Perhaps the most promising way to detect Earth-size planets in the neighborhood around their stars is to rely on luck: if the geometry is just right, such planets will occasionally pass in front of or transit their parent stars, dimming those stars’ light by a tiny but detectable amount and in a predictable, periodic way. Finding Earth-size worlds that way is the goal of NASA’s Kepler mission, named in honor of the Renaissance astronomer Johannes Kepler, discoverer of the fundamental Laws of Planetary Motion.

The Kepler satellite was launched in 2009 into an Earth-trailing solar orbit to conduct a simple mission: stare at 145,000 nearby main sequence stars for three and a half years and monitor their light to search for periodic planetary transits. Kepler’s 42 charge-couple device (CCD) detectors form the largest camera (95 megapixels) ever launched into space, sensitive enough to detect changes in starlight as small as 0.004 percent, or 1 part in 25,000.

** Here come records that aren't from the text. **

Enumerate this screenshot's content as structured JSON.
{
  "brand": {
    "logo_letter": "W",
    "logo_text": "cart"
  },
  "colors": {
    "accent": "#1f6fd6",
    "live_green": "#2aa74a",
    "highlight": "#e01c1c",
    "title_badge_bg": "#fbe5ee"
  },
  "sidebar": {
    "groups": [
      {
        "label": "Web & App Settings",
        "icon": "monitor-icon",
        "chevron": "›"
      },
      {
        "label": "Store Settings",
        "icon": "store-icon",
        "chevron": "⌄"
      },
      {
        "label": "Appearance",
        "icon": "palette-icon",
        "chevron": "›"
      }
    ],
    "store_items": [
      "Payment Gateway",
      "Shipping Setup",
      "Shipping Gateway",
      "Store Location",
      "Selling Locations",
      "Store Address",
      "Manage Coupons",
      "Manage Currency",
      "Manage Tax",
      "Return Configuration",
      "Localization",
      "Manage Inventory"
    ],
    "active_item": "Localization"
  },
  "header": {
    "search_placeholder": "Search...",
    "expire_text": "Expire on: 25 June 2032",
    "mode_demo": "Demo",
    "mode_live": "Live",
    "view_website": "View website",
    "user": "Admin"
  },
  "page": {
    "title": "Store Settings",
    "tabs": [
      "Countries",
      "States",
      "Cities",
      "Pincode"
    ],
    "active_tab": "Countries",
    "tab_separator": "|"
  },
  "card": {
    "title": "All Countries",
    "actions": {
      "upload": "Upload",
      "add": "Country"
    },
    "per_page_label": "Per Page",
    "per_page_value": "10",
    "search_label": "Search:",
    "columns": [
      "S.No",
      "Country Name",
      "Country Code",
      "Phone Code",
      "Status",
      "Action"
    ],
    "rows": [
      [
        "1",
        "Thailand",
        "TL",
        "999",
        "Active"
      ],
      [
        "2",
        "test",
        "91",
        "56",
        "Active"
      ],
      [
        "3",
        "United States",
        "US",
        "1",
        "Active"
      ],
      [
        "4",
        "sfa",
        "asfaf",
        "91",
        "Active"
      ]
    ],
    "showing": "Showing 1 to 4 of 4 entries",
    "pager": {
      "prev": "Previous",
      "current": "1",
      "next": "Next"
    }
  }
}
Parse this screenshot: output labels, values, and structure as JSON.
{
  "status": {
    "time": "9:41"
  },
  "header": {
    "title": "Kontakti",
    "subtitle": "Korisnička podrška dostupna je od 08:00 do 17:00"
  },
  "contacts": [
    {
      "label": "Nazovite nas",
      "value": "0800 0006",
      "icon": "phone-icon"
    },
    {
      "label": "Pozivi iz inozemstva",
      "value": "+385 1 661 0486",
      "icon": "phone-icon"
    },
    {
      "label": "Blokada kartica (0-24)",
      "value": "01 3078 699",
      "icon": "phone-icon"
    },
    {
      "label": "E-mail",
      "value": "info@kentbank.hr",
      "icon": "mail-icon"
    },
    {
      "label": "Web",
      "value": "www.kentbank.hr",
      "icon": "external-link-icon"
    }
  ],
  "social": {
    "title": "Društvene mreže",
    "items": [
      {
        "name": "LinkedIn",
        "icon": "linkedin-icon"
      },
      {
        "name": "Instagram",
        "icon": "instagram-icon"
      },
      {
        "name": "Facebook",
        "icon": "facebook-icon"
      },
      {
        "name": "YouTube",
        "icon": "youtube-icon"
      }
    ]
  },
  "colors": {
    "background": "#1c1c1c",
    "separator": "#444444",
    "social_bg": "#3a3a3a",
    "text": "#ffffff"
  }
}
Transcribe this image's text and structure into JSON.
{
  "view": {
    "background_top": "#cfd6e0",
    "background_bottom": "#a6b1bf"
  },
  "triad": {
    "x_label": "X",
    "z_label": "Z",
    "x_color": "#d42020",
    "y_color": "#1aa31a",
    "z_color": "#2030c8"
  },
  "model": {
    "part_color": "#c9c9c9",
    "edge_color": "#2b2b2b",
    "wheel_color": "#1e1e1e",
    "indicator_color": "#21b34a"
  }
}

Artist’s rendering of planets discovered around Kepler-11; six planets transit that Sun-like star.

The results from Kepler’s 2009–2013 prime mission are stunning: more than 2,500 planets have been confirmed around nearby Sunlike stars, and nearly 5,000 more are awaiting confirmation by other astronomical methods. Many of those are “hot Jupiters” in rapid, close-in orbits. However, more than 50 could be Earth-sized planets in the habitable zone around their host stars. In late 2013, Kepler began an extended mission, called K2, designed to find extrasolar planets in more regions of the sky and to study other astronomical objects.

Artist’s rendering of NASA’s Kepler Space Telescope, which hunts for planets orbiting other nearby Sun-like stars. The telescope monitors stars within the six parts of the sky depicted here, along the ecliptic (Earth’s orbital path around the Sun).